Library / Literary Works

    Émile Verhaeren

    Cantiques

    I

    Je voudrais posséder pour dire tes splendeurs,
    Le plain-chant triomphal des vagues sur les sables,
    Ou les poumons géants des vents intarissables ;

    Je voudrais dominer les lourds échos grondeurs,
    Qui jettent dans la nuit des paroles étranges,
    Pour les faire crier et clamer tes louanges ;

    Je voudrais que la mer tout entière chantât,
    Et comme un poids de monde élevât sa marée,
    Pour te dire superbe et te dresser sacrée ;

    Je voudrais que ton nom dans le ciel éclatât,
    Comme un feu voyageur et roulât d’astre en astre,
    Avec des bruits d’orage et des heurts de désastre.

    II

    Les pieds onglés de bronze et les yeux large ouverts,
    Comme de grands lézards, buvant l’or des lumières,
    S’allongent vers ton corps mes désirs longs et verts.
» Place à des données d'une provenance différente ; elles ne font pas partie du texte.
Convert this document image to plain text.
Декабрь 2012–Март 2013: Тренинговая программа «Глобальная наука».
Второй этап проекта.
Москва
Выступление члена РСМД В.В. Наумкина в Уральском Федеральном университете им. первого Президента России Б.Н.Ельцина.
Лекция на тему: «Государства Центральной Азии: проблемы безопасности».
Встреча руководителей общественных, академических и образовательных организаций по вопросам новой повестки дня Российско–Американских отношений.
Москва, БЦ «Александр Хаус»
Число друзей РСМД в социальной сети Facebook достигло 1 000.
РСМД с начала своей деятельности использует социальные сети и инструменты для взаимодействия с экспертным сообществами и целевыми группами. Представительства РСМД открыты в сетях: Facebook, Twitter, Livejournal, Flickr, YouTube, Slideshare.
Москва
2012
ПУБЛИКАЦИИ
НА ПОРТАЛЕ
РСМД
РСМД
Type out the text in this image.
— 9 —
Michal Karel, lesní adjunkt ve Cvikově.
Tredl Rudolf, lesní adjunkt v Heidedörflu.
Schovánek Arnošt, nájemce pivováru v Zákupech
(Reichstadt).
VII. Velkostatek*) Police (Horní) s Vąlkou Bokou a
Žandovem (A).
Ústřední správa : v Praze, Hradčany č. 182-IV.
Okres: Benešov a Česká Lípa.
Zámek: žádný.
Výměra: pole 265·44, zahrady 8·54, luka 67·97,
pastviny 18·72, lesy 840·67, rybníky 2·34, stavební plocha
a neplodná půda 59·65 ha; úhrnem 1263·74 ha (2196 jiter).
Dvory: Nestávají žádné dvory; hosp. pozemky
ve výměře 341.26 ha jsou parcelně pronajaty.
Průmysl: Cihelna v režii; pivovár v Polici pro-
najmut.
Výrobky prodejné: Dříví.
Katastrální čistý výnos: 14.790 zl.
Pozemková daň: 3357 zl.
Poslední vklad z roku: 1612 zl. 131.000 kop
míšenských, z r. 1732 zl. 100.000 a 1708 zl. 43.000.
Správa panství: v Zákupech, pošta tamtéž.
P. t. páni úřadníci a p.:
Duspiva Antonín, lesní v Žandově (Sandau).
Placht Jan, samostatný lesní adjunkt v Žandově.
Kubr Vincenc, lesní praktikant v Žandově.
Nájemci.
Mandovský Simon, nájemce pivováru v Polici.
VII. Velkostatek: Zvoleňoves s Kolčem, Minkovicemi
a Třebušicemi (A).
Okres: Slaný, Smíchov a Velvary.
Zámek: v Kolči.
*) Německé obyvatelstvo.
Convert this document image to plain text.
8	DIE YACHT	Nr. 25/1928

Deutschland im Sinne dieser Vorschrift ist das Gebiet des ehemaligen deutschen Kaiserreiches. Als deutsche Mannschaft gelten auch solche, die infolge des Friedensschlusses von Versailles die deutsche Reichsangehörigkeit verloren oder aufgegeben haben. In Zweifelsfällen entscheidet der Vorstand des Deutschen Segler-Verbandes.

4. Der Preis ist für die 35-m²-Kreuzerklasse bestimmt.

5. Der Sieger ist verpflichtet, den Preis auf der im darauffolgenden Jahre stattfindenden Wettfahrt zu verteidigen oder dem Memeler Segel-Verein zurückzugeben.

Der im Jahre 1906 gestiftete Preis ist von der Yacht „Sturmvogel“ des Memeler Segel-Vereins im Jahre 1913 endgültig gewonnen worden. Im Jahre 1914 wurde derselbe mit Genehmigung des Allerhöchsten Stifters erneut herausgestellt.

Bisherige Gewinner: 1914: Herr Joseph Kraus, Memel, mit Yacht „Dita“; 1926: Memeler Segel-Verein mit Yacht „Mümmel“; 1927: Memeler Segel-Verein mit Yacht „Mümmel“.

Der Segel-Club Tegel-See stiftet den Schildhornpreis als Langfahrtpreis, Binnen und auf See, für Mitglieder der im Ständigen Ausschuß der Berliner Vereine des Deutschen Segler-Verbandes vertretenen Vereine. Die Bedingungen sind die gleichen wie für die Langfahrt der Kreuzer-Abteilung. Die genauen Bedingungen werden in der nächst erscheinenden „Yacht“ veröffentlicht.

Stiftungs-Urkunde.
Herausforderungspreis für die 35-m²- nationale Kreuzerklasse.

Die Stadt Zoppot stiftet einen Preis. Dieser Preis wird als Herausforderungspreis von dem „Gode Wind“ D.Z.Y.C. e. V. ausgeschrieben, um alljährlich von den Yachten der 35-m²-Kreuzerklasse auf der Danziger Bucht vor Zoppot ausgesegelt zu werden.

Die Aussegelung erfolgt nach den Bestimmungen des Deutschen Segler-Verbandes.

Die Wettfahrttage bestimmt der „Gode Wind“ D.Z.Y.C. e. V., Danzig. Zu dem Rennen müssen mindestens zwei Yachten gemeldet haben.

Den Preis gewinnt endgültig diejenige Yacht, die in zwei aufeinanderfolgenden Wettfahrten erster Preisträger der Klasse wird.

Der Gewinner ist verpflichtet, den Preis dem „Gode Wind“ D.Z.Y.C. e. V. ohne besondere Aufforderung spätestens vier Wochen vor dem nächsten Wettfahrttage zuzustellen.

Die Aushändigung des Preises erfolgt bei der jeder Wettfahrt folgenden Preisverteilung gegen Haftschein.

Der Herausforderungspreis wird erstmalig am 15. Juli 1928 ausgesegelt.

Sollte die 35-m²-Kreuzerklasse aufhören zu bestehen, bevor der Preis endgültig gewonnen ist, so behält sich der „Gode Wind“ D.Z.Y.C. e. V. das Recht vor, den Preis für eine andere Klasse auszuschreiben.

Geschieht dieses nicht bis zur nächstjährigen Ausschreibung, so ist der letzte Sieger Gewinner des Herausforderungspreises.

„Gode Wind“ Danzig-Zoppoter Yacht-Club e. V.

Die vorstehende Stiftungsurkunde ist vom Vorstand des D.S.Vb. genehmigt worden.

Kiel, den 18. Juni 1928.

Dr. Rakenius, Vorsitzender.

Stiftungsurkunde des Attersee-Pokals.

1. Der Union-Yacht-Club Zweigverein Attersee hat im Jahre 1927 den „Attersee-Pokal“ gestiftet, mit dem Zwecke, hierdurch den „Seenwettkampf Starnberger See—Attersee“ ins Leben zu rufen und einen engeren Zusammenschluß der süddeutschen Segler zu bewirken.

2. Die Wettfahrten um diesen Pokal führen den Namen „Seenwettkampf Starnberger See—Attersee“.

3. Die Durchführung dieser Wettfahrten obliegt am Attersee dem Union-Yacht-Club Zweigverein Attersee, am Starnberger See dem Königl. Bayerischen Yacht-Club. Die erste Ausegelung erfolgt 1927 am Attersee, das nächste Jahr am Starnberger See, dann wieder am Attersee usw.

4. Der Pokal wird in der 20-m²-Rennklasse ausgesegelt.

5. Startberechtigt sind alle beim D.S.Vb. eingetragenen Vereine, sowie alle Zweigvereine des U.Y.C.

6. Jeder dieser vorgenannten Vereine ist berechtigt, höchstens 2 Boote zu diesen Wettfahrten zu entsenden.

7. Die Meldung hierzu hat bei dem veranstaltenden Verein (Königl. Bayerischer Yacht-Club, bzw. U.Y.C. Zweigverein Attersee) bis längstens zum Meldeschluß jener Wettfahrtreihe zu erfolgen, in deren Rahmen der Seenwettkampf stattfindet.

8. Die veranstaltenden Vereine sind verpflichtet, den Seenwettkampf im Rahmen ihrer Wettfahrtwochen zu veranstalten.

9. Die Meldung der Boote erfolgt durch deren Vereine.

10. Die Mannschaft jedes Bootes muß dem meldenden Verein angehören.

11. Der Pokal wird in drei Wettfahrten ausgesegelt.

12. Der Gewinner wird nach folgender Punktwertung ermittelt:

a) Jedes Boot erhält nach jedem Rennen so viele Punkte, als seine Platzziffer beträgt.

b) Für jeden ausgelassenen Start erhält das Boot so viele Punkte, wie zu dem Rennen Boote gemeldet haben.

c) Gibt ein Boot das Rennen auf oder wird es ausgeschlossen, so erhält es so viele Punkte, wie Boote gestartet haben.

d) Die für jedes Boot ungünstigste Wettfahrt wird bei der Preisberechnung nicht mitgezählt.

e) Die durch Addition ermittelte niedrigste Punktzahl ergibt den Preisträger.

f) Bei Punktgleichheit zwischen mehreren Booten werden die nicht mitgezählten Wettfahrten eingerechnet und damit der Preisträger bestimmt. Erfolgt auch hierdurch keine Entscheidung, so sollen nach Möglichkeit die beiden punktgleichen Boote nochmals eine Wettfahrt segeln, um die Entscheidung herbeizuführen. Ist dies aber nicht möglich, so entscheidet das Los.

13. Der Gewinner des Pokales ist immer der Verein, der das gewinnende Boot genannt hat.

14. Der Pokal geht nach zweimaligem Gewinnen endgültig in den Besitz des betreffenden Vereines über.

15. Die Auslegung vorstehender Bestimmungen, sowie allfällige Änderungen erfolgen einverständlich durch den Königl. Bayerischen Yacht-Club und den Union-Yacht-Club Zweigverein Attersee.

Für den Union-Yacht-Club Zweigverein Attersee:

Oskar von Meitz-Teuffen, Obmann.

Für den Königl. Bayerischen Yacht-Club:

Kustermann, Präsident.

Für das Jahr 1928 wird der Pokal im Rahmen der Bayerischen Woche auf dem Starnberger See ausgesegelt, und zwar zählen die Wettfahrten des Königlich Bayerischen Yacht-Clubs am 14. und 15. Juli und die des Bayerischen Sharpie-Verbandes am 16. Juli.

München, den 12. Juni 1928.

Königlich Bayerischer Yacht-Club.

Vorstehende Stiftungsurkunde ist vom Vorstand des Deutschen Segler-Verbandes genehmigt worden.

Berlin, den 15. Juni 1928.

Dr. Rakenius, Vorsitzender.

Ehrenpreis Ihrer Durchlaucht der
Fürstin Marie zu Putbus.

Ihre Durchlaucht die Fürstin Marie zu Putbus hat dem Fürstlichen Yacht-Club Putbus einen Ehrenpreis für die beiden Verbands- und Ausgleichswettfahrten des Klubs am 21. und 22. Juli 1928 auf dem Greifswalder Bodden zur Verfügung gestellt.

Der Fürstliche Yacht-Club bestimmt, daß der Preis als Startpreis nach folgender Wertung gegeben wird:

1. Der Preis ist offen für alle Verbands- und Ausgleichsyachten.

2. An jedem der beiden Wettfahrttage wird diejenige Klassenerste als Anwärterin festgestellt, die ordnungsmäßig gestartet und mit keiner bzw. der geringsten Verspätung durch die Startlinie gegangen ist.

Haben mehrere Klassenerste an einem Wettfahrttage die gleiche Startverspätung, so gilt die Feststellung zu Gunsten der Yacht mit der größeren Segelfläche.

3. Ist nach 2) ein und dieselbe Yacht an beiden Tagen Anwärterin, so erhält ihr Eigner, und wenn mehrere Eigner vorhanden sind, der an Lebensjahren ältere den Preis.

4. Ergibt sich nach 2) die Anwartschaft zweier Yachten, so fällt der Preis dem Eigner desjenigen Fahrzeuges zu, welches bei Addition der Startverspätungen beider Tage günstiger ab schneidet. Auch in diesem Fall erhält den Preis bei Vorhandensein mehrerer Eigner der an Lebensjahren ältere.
    En plein midi torride, aux heures coutumières,
    Je t’ai couchée, au bord d’un champ, dans le soleil ;
    Auprès, frissonne un coin embrasé de méteil,

    L’air tient sur nos amours de la chaleur pendue,
    L’Escaut s’enfonce au loin comme un chemin d’argent,
    Et le ciel lamé d’or diamante l’étendue.

    Et tu t’étends lascive et géante, insurgeant,
    Comme de grands lézards buvant l’or des lumières,
    Mes désirs revenus vers leurs ardeurs premières.

    III

    Ton corps large étendu paraît un pays blanc,
    Où des orges poilus roussissent d’or la plaine,
    Où les monts reliés élargissent leur chaîne,

    Où de grands lacs de chair dorment d’un sommeil lent.
    Ton corps est un pays de fraîcheurs cristallines,
    Où l’amour est assis sur de rouges collines.
    Dans tes yeux luit l’émail tremblant d’un marais noir ;
    Ta bouche ouverte semble un fruit tombé de l’arbre
    Et qui gît là, fendu, sur un pavé de marbre.

    Tes bras écartelés en croix semblent vouloir
    S’étendre, comme un fleuve, à travers les campagnes,
    Et toucher de leurs doigts les pieds verts des montagnes.

    IV

    Et mon amour sera le soleil fastueux,
    Qui vêtira d’été torride et de paresses,
    Les versants clairs et nus de ce corps montueux,

    Il répandra sur toi sa lumière en caresses,
    Et les attouchements de ce brasier nouveau,
    Seront des langues d’or qui lécheront ta peau.

    Tu seras la beauté du jour, tu seras l’aube
    Et la rougeur des soirs tragiques et houleux ;
    Tu feras de clartés et de splendeurs ta robe,

    Ta chair sera pareille aux marbres fabuleux,
    Qui chantaient, aux déserts, des chansons grandioses,
    Quand le matin brûlait leurs blocs d’apothéoses.

    V

    Hiératiquement droit sur le monde, Amour !
    Grand Dieu, vêtu de rouge en tes splendeurs sacrées,
    Vers toi, l’humanité monte comme le jour,

    Monte comme les vents et comme les marées ;
    Nous te magnifions, Amour, Dieu jeune et roux,
    Qui casses sur nos fronts tes éclairs de courroux,

    Mais qui détends aussi dans le creux de nos moelles,
    L’électrique frisson du plaisir éternel,
    Et nous te contemplons, sous ton ciel solennel,

    Où des cœurs mordus d’or, flambent au lieu d’étoiles,
    Où la lune arrondit son orbe en sein vermeil,
    Où la chair de Vénus met des lacs de soleil.